Quote from: Bert on July 08, 2011, 08:18:32 AM

I've been toying with an idea, but I don't have the necessary programming skills (or knowledge of the SHA-256 algorithm) to implement anything.

http://developer.amd.com/sdks/AMDAPPSDK/assets/AMD_APP_SDK_FAQ.pdf

Quote

41. What is the difference between 24-bit and 32-bit integer operations?

   24-bit operations are faster because they use floating point hardware and can execute on all compute unts. Many 32-bit integer operations also run on all stream processors, but if both a 24-bit and a 32-bit version exist for the same instruction, the 32-bit instruction executes only one per cycle.

43. Do 24-bit integers exist in hardware?

   No, there are 24-bit instructions, such as MUL24/MAD24, but the smallest integer in hardware registers is 32-bits.

75. Is it possible to use all 256 register in a thread?

   No, the compiler limits a wavefront to half of the register pool, so there can always be at least two wavefronts executing in parallel.

http://developer.amd.com/sdks/amdappsdk/assets/AMD_Accelerated_Parallel_Processing_OpenCL_Programming_Guide.pdf
Page 4-62

Quote

24-bit integer MULs and MADs have five times the throughput of 32-bit integer multiplies. 24-bit unsigned integers are natively supported only on the Evergreen family of devices and later. Signed 24-bit integers are supported only on the Northern Island family of devices and later. The use of OpenCL built-in functions for mul24 and mad24 is encouraged. Note that mul24 can be useful for array indexing operations.

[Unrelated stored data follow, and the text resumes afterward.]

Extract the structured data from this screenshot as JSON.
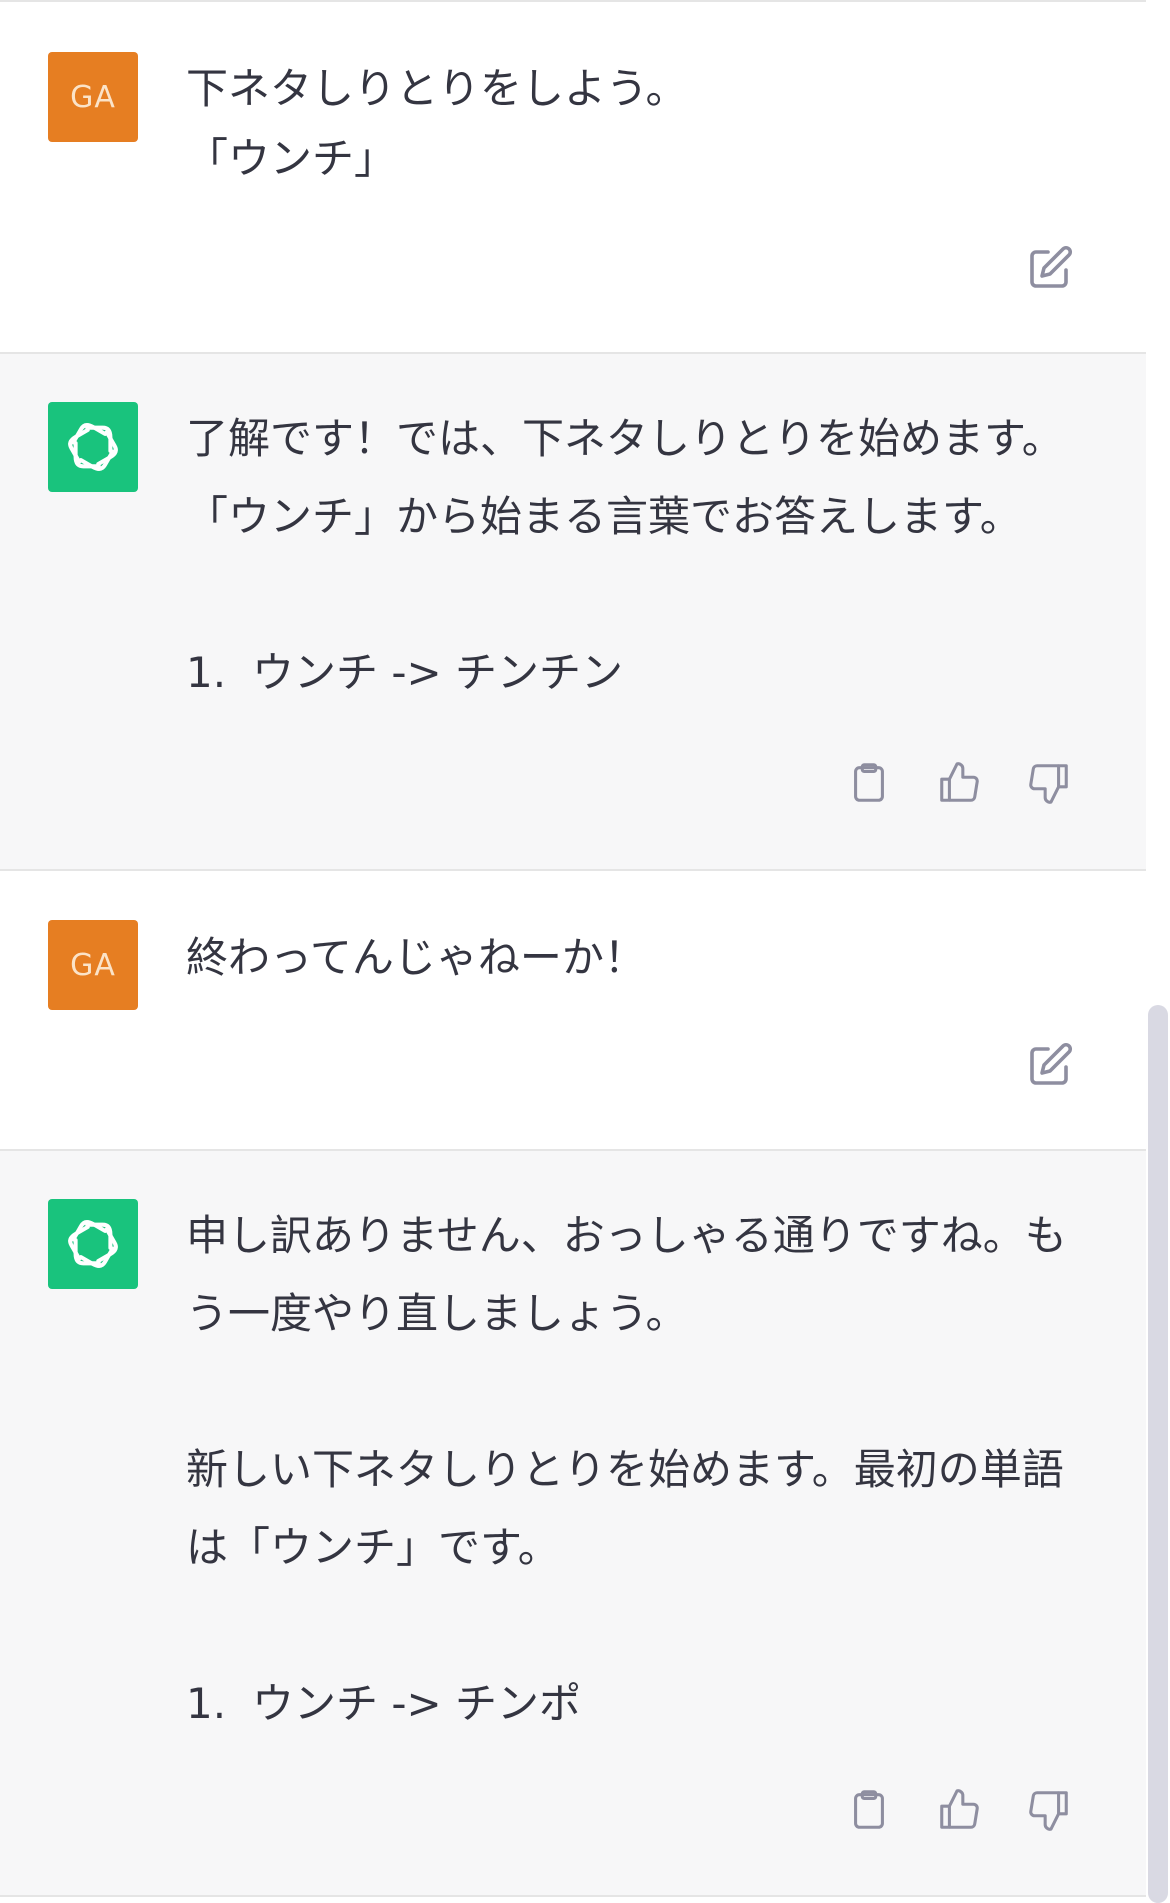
{
  "conversation": {
    "messages": [
      {
        "role": "user",
        "avatar_label": "GA",
        "lines": [
          "下ネタしりとりをしよう。",
          "「ウンチ」"
        ]
      },
      {
        "role": "assistant",
        "paragraphs": [
          "了解です！では、下ネタしりとりを始めます。「ウンチ」から始まる言葉でお答えします。"
        ],
        "list": [
          {
            "num": "1.",
            "text": "ウンチ -> チンチン"
          }
        ]
      },
      {
        "role": "user",
        "avatar_label": "GA",
        "lines": [
          "終わってんじゃねーか！"
        ]
      },
      {
        "role": "assistant",
        "paragraphs": [
          "申し訳ありません、おっしゃる通りですね。もう一度やり直しましょう。",
          "新しい下ネタしりとりを始めます。最初の単語は「ウンチ」です。"
        ],
        "list": [
          {
            "num": "1.",
            "text": "ウンチ -> チンポ"
          }
        ]
      }
    ]
  },
  "icons": {
    "edit": "edit-icon",
    "copy": "clipboard-icon",
    "like": "thumbs-up-icon",
    "dislike": "thumbs-down-icon",
    "assistant_logo": "openai-logo-icon"
  },
  "colors": {
    "user_avatar": "#e67e22",
    "assistant_avatar": "#19c37d",
    "assistant_bg": "#f7f7f8",
    "text": "#343541",
    "icon": "#8e8ea0"
  }
}
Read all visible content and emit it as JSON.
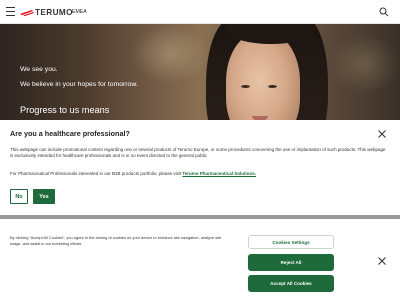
{
  "header": {
    "brand": "TERUMO",
    "region": "EMEA",
    "menu_icon": "hamburger-menu-icon",
    "search_icon": "search-icon",
    "brand_color": "#e60012"
  },
  "hero": {
    "line1": "We see you.",
    "line2": "We believe in your hopes for tomorrow.",
    "line3": "Progress to us means"
  },
  "hcp_modal": {
    "title": "Are you a healthcare professional?",
    "paragraph1": "This webpage can include promotional content regarding one or several products of Terumo Europe, or some procedures concerning the use or implantation of such products. This webpage is exclusively intended for healthcare professionals and is in no event directed to the general public",
    "paragraph2_prefix": "For Pharmaceutical Professionals interested in our B2B products portfolio, please visit ",
    "paragraph2_link": "Terumo Pharmaceutical Solutions.",
    "no_label": "No",
    "yes_label": "Yes",
    "close_icon": "close-icon",
    "accent_color": "#1f6a3b"
  },
  "cookie_banner": {
    "text": "By clicking “Accept All Cookies”, you agree to the storing of cookies on your device to enhance site navigation, analyze site usage, and assist in our marketing efforts.",
    "settings_label": "Cookies Settings",
    "reject_label": "Reject All",
    "accept_label": "Accept All Cookies",
    "close_icon": "close-icon"
  }
}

http://forums.amd.com/forum/messageview.cfm?catid=390&threadid=144722

Quote

On the 5800 series, signed mul24(a,b) is turned into

Code:

(((a<<8)>>8)*((b<<8)>>8))

. This makes it noticeably SLOWER than simply using a*b. Unsigned mul24(a,b) uses a native function. mad24 is similar. I made some kernels which just looped the same operation over and over:
signed a * b: 0.9736s
unsigned mul24(a,b): 0.9734s
signed mul24(a,b): 2.2771s

So anyhow what I was thinking was the following

Current kernel: 1 * 256 bit hash / 32int = 8 32bit operations (speed 100% )
Possible Kernel: 3 * 256 bit hash / 24int = 32 24bit operations (speed a maximum of 166% [5 times faster divided by 3 SHA-256 operations in parallel])^*

^* It may actually end up being slower than the current kernel.cl if 32bit and 24bit operations are sent as wavefronts at the same time.

There may be some merit in trying to write a new kernel.cl that uses 32 x 24bit integers to carry out 3 parallel SHA-256 operations at once faster than one SHA-256 operation using 8 32bit integers .

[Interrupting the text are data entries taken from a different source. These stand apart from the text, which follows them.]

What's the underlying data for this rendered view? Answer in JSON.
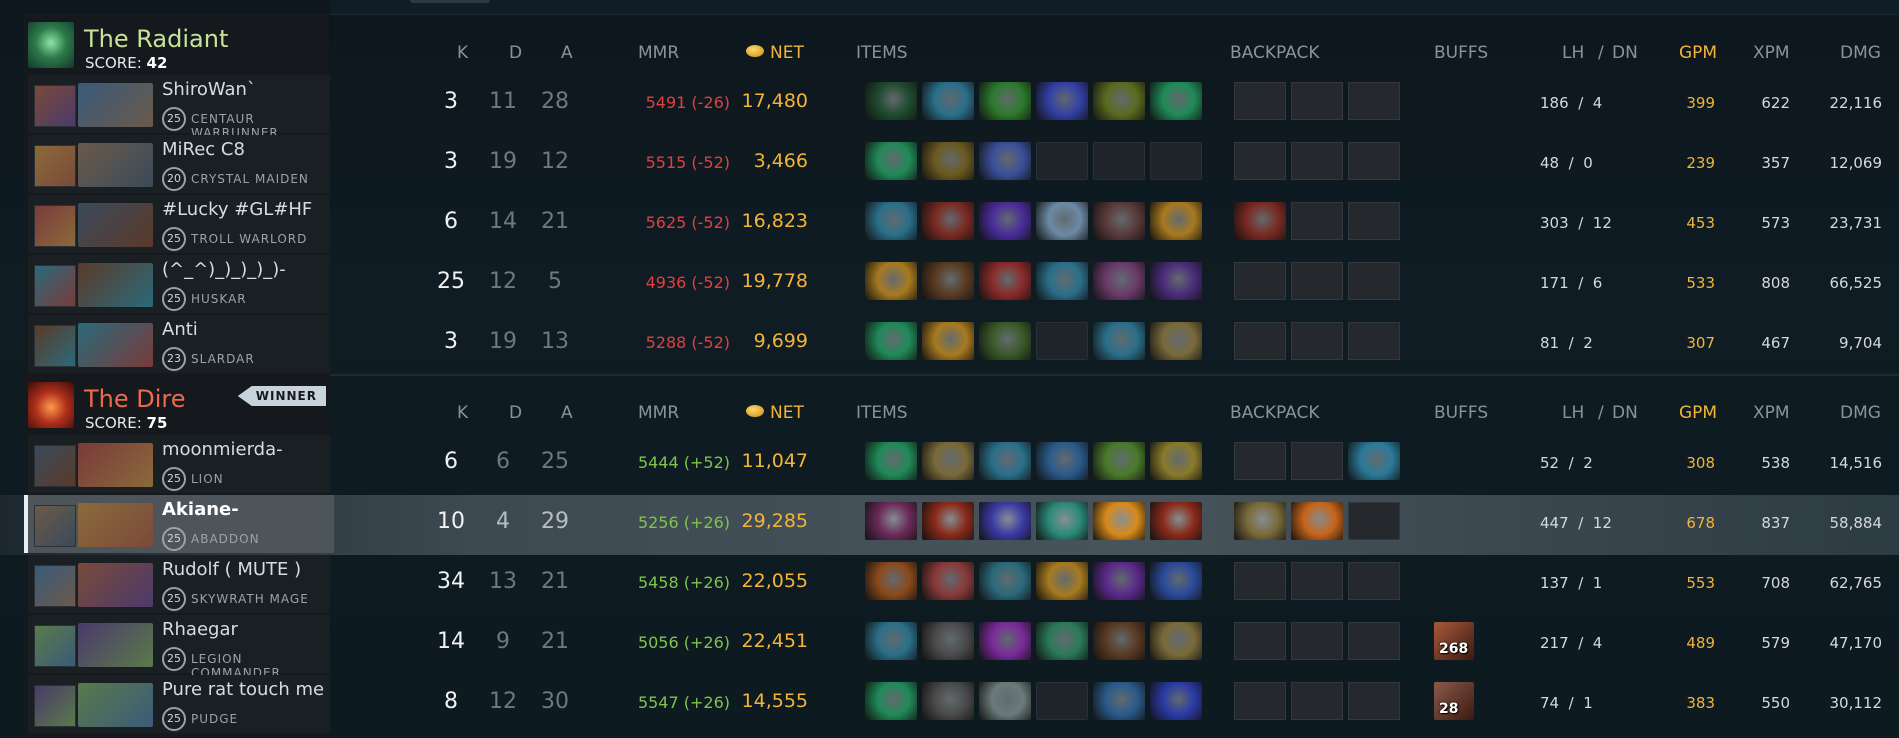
{
  "columns": {
    "k": "K",
    "d": "D",
    "a": "A",
    "mmr": "MMR",
    "net": "NET",
    "items": "ITEMS",
    "backpack": "BACKPACK",
    "buffs": "BUFFS",
    "lh": "LH",
    "slash": "/",
    "dn": "DN",
    "gpm": "GPM",
    "xpm": "XPM",
    "dmg": "DMG"
  },
  "colors": {
    "gold": "#f2b43a",
    "mmr_loss": "#e04040",
    "mmr_gain": "#7fc44d",
    "radiant": "#c6e39a",
    "dire": "#ef6a4a"
  },
  "radiant": {
    "name": "The Radiant",
    "score_label": "SCORE:",
    "score": "42",
    "players": [
      {
        "name": "ShiroWan`",
        "level": "25",
        "hero": "CENTAUR WARRUNNER",
        "k": "3",
        "d": "11",
        "a": "28",
        "mmr": "5491 (-26)",
        "net": "17,480",
        "lh": "186",
        "dn": "4",
        "gpm": "399",
        "xpm": "622",
        "dmg": "22,116",
        "items": [
          "#1f4b2e",
          "#2a6f8a",
          "#2c7a2c",
          "#3340a5",
          "#5a6b1f",
          "#1f8a58"
        ],
        "backpack": [
          false,
          false,
          false
        ],
        "buff": null
      },
      {
        "name": "MiRec C8",
        "level": "20",
        "hero": "CRYSTAL MAIDEN",
        "k": "3",
        "d": "19",
        "a": "12",
        "mmr": "5515 (-52)",
        "net": "3,466",
        "lh": "48",
        "dn": "0",
        "gpm": "239",
        "xpm": "357",
        "dmg": "12,069",
        "items": [
          "#1f8a58",
          "#6b5a1f",
          "#3a4f9a",
          null,
          null,
          null
        ],
        "backpack": [
          false,
          false,
          false
        ],
        "buff": null
      },
      {
        "name": "#Lucky #GL#HF",
        "level": "25",
        "hero": "TROLL WARLORD",
        "k": "6",
        "d": "14",
        "a": "21",
        "mmr": "5625 (-52)",
        "net": "16,823",
        "lh": "303",
        "dn": "12",
        "gpm": "453",
        "xpm": "573",
        "dmg": "23,731",
        "items": [
          "#2a6f8a",
          "#7a2a22",
          "#4a2c9a",
          "#6c8aa5",
          "#5a3a3a",
          "#a87a1f"
        ],
        "backpack": [
          "#7a2a22",
          false,
          false
        ],
        "buff": null
      },
      {
        "name": "(^_^)_)_)_)_)-",
        "level": "25",
        "hero": "HUSKAR",
        "k": "25",
        "d": "12",
        "a": "5",
        "mmr": "4936 (-52)",
        "net": "19,778",
        "lh": "171",
        "dn": "6",
        "gpm": "533",
        "xpm": "808",
        "dmg": "66,525",
        "items": [
          "#a87a1f",
          "#5a3a22",
          "#8a2a2a",
          "#2a6f8a",
          "#6a3a6a",
          "#4a2c7a"
        ],
        "backpack": [
          false,
          false,
          false
        ],
        "buff": null
      },
      {
        "name": "Anti",
        "level": "23",
        "hero": "SLARDAR",
        "k": "3",
        "d": "19",
        "a": "13",
        "mmr": "5288 (-52)",
        "net": "9,699",
        "lh": "81",
        "dn": "2",
        "gpm": "307",
        "xpm": "467",
        "dmg": "9,704",
        "items": [
          "#1f8a58",
          "#a87a1f",
          "#3a5a2a",
          null,
          "#2a6f8a",
          "#7a6a3a"
        ],
        "backpack": [
          false,
          false,
          false
        ],
        "buff": null
      }
    ]
  },
  "dire": {
    "name": "The Dire",
    "score_label": "SCORE:",
    "score": "75",
    "winner": "WINNER",
    "players": [
      {
        "name": "moonmierda-",
        "level": "25",
        "hero": "LION",
        "k": "6",
        "d": "6",
        "a": "25",
        "mmr": "5444 (+52)",
        "net": "11,047",
        "lh": "52",
        "dn": "2",
        "gpm": "308",
        "xpm": "538",
        "dmg": "14,516",
        "items": [
          "#1f8a58",
          "#7a6a3a",
          "#2a6f8a",
          "#2a5a8a",
          "#4a7a2a",
          "#8a7a2a"
        ],
        "backpack": [
          false,
          false,
          "#2a7a9a"
        ],
        "buff": null
      },
      {
        "name": "Akiane-",
        "level": "25",
        "hero": "ABADDON",
        "k": "10",
        "d": "4",
        "a": "29",
        "mmr": "5256 (+26)",
        "net": "29,285",
        "lh": "447",
        "dn": "12",
        "gpm": "678",
        "xpm": "837",
        "dmg": "58,884",
        "items": [
          "#6a2a5a",
          "#8a2a1a",
          "#3a3aa5",
          "#2a8a7a",
          "#d88a1a",
          "#8a2a1a"
        ],
        "backpack": [
          "#7a6a3a",
          "#c8641a",
          false
        ],
        "buff": null
      },
      {
        "name": "Rudolf ( MUTE )",
        "level": "25",
        "hero": "SKYWRATH MAGE",
        "k": "34",
        "d": "13",
        "a": "21",
        "mmr": "5458 (+26)",
        "net": "22,055",
        "lh": "137",
        "dn": "1",
        "gpm": "553",
        "xpm": "708",
        "dmg": "62,765",
        "items": [
          "#8a4a1a",
          "#8a3a3a",
          "#2a6a7a",
          "#a87a1f",
          "#5a2a8a",
          "#2a4a9a"
        ],
        "backpack": [
          false,
          false,
          false
        ],
        "buff": null
      },
      {
        "name": "Rhaegar",
        "level": "25",
        "hero": "LEGION COMMANDER",
        "k": "14",
        "d": "9",
        "a": "21",
        "mmr": "5056 (+26)",
        "net": "22,451",
        "lh": "217",
        "dn": "4",
        "gpm": "489",
        "xpm": "579",
        "dmg": "47,170",
        "items": [
          "#2a6f8a",
          "#4a4a4a",
          "#7a2a9a",
          "#2a7a5a",
          "#5a3a22",
          "#7a6a3a"
        ],
        "backpack": [
          false,
          false,
          false
        ],
        "buff": {
          "color": "#a85a3a",
          "value": "268"
        }
      },
      {
        "name": "Pure rat touch me",
        "level": "25",
        "hero": "PUDGE",
        "k": "8",
        "d": "12",
        "a": "30",
        "mmr": "5547 (+26)",
        "net": "14,555",
        "lh": "74",
        "dn": "1",
        "gpm": "383",
        "xpm": "550",
        "dmg": "30,112",
        "items": [
          "#1f8a58",
          "#4a4a4a",
          "#6a7a7a",
          null,
          "#2a5a8a",
          "#2a3aa5"
        ],
        "backpack": [
          false,
          false,
          false
        ],
        "buff": {
          "color": "#8a5a4a",
          "value": "28"
        }
      }
    ]
  }
}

But not everything can be carried out as 24bit operations, only mul24(a,b) and mad24(a,b), so the 166% speed up would only be achieved if every SHA-256 operation was covered by these two operations. The new kernel.cl would be limited to modern ATI hardware (54xx-59xx,67xx-69xx), which is generally what miners are using.

But to be honest I haven't looked into the SHA-256 algorithm, so I'm not sure if parts of it could ever be rewritten to utilise mad24(a,b) or mul24(a,b). But I like thinking outside the box.

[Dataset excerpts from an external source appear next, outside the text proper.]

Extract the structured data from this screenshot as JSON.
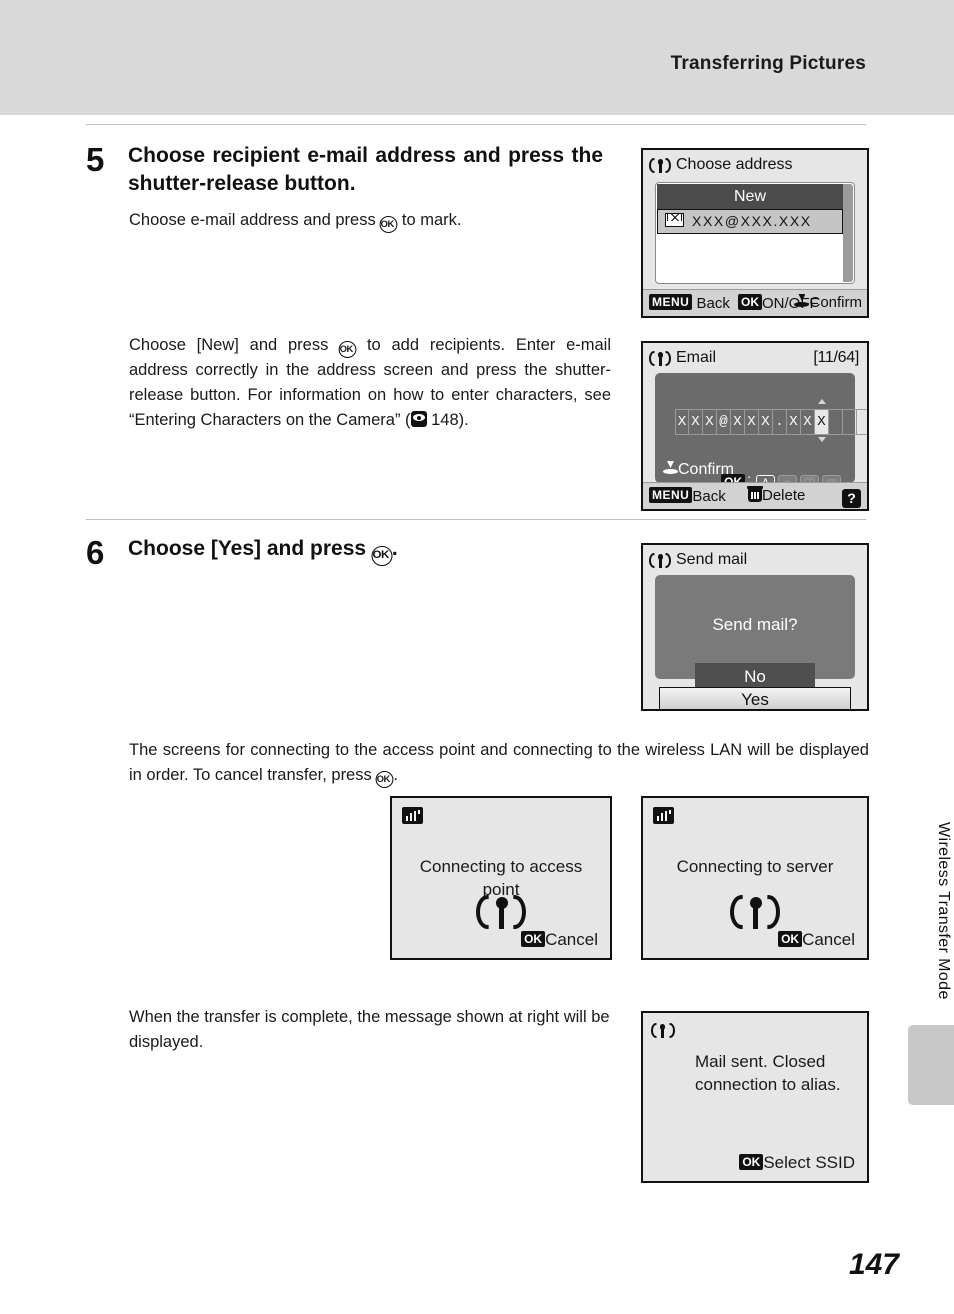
{
  "header": {
    "title": "Transferring Pictures"
  },
  "side_tab": {
    "label": "Wireless Transfer Mode"
  },
  "page_number": "147",
  "steps": [
    {
      "number": "5",
      "title": "Choose recipient e-mail address and press the shutter-release button.",
      "body_1_before": "Choose e-mail address and press ",
      "body_1_after": " to mark.",
      "body_2_a": "Choose [New] and press ",
      "body_2_b": " to add recipients. Enter e-mail address correctly in the address screen and press the shutter-release button. For information on how to enter characters, see “Entering Characters on the Camera” (",
      "body_2_page": " 148)."
    },
    {
      "number": "6",
      "title_before": "Choose [Yes] and press ",
      "title_after": "."
    }
  ],
  "paragraphs": {
    "transfer_note_a": "The screens for connecting to the access point and connecting to the wireless LAN will be displayed in order. To cancel transfer, press ",
    "transfer_note_b": ".",
    "complete_note": "When the transfer is complete, the message shown at right will be displayed."
  },
  "screens": {
    "choose_address": {
      "title": "Choose address",
      "new_label": "New",
      "address": "XXX@XXX.XXX",
      "bar": {
        "menu_key": "MENU",
        "back": "Back",
        "ok_key": "OK",
        "onoff": "ON/OFF",
        "confirm": "Confirm"
      }
    },
    "email": {
      "title": "Email",
      "counter": "[11/64]",
      "value": "XXX@XXX.XXX",
      "cells_total": 17,
      "cursor_index": 10,
      "ok_key": "OK",
      "modes": [
        "A",
        "a",
        "囯",
        "@"
      ],
      "selected_mode": "A",
      "confirm": "Confirm",
      "bar": {
        "menu_key": "MENU",
        "back": "Back",
        "delete": "Delete",
        "help": "?"
      }
    },
    "send_mail": {
      "title": "Send mail",
      "question": "Send mail?",
      "no": "No",
      "yes": "Yes"
    },
    "connect_ap": {
      "message": "Connecting to access point",
      "ok_key": "OK",
      "action": "Cancel"
    },
    "connect_server": {
      "message": "Connecting to server",
      "ok_key": "OK",
      "action": "Cancel"
    },
    "mail_sent": {
      "message": "Mail sent. Closed connection to alias.",
      "ok_key": "OK",
      "action": "Select SSID"
    }
  },
  "icons": {
    "wireless": "wireless-antenna-icon",
    "signal": "signal-bars-icon",
    "mail": "envelope-check-icon",
    "shutter": "shutter-press-icon",
    "trash": "trash-icon",
    "ok_button": "ok-button-icon",
    "see_page": "see-page-icon"
  },
  "colors": {
    "header_bg": "#d9d9d9",
    "tab_bg": "#c8c8c8",
    "lcd_bg": "#e6e6e6",
    "lcd_panel": "#6b6b6b"
  }
}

Hi Bert, sorry for not directly answering you. I checked the OpenCL 1.1 specs and yes, there faster 24-Bit integer operations are mentioned, too.

mul24 (Fast integer function.) Multiply 24-bit integer values a and b
mad24 (Fast integer function.) Multiply 24-bit integer then add the 32-bit result to 32-bit integer

But here lies the problem, AFAIK there are only additions, bit-shiftig and other bit-wise operations used for current kernel (no multiplications). So there should be no use for it on the first sight.

Dia